Well, I don't think you can point to any one thing and say that it
will magically solve all the problems. It takes an integrated approach
to make things operate smoothly.
For example, there is a rather severe memory and cache efficiency
tradeoff here that cannot be ignored. If one is allocating 32 byte
structures and wasting 128 bytes of memory on each one the result is
that 80% of your memory accesses wind up using only 20% of your available
L2 cache, which makes your cache only 1/3 as effective as it would be
if you had compacted the allocations to spread them over the entire L2
In DragonFly we do several things, and taken together they form a far
more effective solution:
(1) Our slab allocator is per-cpu.
(2) Because it is per-cpu our slab allocator can make compact
allocations without severe cache line contention.
(3) We forward modifications to structures to the cpu owning the
structure (the structure that was also allocated on that cpu,
typically), to reduce modifying cache contention and avoid the use
of mutexes (mutexes virtually guarentee cache contention).
(4) We intend to isolate subsystems in their own cpu-locked threads
so the related data structures remain local to the cpu.

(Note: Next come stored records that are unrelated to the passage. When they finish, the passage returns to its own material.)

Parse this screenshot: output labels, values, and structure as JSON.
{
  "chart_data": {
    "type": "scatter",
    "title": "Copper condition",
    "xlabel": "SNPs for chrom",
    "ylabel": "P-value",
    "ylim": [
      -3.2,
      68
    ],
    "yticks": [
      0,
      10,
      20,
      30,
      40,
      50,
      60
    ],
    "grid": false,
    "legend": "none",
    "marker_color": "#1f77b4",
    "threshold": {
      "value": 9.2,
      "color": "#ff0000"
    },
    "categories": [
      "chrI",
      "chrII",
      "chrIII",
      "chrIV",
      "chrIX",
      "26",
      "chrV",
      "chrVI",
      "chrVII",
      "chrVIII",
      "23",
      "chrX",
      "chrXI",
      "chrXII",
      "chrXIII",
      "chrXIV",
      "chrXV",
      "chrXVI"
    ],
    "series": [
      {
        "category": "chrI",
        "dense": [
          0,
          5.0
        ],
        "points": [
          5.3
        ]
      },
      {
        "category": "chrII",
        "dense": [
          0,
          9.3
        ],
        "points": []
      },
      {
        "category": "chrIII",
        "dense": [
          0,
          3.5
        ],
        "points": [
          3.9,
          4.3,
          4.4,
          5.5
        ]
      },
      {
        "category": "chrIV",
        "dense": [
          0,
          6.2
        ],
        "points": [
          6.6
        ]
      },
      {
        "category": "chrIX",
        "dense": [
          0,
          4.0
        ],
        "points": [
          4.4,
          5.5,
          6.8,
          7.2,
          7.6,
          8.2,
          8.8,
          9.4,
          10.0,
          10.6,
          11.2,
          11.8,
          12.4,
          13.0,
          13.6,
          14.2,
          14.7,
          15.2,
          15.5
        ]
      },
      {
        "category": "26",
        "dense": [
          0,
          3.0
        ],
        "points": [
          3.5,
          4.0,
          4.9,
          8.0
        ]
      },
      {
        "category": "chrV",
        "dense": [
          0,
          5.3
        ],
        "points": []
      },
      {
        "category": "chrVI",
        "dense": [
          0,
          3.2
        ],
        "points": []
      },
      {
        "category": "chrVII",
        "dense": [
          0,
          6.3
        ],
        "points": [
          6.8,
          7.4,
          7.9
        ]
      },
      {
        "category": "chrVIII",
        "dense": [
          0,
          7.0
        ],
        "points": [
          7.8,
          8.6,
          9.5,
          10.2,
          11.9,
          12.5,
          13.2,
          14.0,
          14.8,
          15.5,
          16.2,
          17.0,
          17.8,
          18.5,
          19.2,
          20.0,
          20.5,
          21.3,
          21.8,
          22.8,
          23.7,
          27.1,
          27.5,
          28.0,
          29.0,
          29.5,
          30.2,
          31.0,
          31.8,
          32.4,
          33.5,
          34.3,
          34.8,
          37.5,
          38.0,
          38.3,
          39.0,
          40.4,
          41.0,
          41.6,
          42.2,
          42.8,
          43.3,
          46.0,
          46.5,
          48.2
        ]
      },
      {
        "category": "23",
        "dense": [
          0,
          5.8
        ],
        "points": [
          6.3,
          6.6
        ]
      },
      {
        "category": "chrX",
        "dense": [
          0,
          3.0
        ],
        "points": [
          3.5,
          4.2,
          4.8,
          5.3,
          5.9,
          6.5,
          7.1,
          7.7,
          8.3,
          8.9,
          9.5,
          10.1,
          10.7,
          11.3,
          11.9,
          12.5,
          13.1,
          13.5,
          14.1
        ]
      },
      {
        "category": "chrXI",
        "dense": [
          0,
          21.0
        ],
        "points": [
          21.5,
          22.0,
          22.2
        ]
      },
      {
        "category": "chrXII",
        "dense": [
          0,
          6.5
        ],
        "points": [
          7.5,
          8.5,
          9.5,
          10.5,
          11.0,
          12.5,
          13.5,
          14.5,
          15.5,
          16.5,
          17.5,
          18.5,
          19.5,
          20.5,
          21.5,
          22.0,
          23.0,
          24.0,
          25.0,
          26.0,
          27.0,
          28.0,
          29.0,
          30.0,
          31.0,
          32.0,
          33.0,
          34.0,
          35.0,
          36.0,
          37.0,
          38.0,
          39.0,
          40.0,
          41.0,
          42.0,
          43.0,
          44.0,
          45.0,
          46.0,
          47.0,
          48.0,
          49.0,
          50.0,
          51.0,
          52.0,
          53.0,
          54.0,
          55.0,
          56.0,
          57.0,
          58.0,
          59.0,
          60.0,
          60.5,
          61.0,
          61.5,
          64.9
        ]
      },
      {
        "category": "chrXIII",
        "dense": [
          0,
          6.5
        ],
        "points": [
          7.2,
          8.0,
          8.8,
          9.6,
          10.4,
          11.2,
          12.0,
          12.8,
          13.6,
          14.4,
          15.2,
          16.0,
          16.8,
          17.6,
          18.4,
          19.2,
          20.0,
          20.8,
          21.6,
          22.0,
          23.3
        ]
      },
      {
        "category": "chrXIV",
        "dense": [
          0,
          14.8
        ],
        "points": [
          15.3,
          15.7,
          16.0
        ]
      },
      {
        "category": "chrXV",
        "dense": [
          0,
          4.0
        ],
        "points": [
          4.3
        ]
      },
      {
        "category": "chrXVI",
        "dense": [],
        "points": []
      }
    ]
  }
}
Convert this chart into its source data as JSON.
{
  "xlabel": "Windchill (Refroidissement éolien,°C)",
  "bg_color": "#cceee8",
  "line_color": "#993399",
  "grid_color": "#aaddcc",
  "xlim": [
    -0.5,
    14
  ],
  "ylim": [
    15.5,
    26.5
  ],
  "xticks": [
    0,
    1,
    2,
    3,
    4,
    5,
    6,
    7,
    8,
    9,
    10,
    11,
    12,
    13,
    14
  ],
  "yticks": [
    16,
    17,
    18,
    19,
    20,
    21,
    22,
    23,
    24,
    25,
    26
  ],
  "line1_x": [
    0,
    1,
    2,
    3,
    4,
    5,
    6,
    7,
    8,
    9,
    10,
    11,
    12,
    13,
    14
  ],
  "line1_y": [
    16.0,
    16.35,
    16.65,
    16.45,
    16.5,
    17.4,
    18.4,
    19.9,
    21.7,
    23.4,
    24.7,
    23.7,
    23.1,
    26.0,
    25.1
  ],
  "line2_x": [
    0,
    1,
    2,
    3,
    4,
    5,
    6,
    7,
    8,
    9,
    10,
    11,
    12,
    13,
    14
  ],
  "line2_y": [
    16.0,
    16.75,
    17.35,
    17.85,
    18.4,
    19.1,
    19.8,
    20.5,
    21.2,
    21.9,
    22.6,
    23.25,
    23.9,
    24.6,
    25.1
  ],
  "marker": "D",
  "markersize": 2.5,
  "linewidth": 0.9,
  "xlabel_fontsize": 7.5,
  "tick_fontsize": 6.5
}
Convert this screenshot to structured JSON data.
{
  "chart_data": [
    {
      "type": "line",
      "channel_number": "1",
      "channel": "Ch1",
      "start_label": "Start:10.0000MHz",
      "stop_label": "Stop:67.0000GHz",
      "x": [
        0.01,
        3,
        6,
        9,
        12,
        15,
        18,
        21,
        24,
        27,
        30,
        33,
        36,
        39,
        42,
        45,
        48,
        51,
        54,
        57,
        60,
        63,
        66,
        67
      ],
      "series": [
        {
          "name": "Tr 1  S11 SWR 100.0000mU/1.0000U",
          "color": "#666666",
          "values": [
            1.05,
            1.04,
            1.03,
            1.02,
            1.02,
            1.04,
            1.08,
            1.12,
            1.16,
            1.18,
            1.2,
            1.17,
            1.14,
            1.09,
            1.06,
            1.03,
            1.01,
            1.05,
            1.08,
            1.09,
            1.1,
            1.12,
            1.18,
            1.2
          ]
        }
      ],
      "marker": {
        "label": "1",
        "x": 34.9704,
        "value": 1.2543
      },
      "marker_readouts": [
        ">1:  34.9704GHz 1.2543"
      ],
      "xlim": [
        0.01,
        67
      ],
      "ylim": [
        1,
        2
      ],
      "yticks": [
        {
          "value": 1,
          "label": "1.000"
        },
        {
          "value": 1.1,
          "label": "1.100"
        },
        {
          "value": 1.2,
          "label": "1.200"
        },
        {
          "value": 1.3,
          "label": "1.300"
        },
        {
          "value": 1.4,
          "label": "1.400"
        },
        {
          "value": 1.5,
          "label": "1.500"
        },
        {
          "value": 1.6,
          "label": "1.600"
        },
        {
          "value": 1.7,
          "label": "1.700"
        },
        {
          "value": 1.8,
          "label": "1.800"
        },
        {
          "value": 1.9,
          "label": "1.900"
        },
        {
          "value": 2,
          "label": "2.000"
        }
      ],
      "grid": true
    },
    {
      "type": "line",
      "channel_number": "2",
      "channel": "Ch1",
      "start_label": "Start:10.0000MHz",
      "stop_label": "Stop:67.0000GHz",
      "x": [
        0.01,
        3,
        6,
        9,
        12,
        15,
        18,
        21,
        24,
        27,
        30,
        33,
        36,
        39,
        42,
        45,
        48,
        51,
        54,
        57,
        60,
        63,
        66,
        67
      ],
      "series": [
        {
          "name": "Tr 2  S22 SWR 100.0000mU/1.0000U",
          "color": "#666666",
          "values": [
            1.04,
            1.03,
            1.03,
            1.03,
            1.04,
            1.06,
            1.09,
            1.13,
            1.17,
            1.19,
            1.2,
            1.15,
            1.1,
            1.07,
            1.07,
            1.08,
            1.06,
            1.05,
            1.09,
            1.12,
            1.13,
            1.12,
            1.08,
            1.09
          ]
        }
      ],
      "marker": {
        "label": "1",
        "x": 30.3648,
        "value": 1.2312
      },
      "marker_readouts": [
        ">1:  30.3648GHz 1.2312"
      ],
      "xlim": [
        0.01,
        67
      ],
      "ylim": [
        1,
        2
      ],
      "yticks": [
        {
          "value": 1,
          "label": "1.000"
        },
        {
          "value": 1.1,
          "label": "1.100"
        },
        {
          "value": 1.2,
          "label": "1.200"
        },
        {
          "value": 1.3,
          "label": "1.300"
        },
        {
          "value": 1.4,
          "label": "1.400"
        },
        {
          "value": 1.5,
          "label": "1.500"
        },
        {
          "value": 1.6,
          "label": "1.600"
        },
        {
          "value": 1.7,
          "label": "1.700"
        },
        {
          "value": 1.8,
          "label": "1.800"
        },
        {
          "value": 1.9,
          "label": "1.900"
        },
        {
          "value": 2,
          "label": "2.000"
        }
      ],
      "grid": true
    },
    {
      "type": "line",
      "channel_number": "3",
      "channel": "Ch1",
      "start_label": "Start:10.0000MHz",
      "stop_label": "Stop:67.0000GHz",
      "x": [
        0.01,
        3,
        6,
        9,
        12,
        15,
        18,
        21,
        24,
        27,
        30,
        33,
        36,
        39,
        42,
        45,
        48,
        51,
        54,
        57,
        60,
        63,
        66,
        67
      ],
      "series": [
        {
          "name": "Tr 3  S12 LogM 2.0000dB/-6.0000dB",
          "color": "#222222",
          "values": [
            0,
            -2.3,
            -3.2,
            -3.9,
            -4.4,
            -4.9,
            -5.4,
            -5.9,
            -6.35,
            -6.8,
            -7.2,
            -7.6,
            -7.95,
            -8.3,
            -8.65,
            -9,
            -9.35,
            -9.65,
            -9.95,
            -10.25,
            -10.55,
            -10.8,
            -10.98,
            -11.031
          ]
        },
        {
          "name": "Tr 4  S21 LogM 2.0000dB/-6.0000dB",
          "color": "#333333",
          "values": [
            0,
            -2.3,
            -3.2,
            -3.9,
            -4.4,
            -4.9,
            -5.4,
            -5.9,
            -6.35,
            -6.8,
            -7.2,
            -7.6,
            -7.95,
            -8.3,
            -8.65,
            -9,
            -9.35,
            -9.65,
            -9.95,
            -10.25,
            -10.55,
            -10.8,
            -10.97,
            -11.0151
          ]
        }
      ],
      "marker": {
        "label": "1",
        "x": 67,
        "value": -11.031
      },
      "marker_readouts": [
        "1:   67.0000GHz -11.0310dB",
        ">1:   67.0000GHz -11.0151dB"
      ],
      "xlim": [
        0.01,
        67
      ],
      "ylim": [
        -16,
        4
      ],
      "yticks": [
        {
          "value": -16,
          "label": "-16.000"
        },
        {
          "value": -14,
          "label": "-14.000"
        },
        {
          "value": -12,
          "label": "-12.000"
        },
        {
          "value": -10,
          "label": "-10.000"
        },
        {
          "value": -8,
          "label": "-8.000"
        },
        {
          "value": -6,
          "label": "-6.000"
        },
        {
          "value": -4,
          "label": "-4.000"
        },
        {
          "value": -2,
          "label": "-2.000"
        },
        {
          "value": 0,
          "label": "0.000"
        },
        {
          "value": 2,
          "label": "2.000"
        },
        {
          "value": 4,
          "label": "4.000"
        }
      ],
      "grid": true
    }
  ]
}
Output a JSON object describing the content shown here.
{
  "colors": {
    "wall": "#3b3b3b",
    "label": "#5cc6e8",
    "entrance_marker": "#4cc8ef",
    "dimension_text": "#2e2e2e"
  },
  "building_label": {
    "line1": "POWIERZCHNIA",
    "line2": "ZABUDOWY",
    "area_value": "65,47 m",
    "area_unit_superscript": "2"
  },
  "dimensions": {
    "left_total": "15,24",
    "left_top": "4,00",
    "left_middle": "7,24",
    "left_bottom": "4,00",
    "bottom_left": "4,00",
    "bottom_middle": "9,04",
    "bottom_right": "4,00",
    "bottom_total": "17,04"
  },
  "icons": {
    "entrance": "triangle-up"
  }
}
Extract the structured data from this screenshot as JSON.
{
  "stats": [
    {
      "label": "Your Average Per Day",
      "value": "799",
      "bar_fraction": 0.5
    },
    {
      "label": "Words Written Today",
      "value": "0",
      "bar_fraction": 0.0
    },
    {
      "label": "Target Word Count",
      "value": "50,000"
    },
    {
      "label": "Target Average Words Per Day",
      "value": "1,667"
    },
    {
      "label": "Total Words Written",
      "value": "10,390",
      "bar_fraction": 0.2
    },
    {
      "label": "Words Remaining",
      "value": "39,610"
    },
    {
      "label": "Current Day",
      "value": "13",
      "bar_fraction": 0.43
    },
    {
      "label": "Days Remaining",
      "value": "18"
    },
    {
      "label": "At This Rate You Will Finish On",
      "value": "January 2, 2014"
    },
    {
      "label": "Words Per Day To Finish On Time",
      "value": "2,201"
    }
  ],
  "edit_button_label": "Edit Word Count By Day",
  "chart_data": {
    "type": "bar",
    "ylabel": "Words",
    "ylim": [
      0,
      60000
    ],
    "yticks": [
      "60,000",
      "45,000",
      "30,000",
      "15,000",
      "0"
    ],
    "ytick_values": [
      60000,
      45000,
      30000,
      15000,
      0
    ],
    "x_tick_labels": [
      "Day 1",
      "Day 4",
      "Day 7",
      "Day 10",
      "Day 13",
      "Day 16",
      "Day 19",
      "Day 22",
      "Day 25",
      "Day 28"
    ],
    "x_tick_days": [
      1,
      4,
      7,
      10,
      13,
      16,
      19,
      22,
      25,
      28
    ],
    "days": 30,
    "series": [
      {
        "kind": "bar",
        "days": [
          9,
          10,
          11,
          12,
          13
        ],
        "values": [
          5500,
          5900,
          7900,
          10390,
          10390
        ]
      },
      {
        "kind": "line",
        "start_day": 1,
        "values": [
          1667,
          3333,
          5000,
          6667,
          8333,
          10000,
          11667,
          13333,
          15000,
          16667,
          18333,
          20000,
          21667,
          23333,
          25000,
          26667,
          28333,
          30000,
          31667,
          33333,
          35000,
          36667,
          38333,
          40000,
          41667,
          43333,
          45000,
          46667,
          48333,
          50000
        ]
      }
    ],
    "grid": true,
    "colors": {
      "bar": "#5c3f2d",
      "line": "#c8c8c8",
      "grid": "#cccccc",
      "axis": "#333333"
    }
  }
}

We don't do everything perfectly... right now the cpu allocating a
structure is not necessarily the cpu that is going to use it, for example,
but it is simply not possible to cover all the bases right from the
start. As long as the infrastructure and programming model allow for
it to be done properly, as a goal, then we can eventually achieve the
So, at least in regard to DragonFly, aligning memory requests on 128
byte boundaries would be detrimental.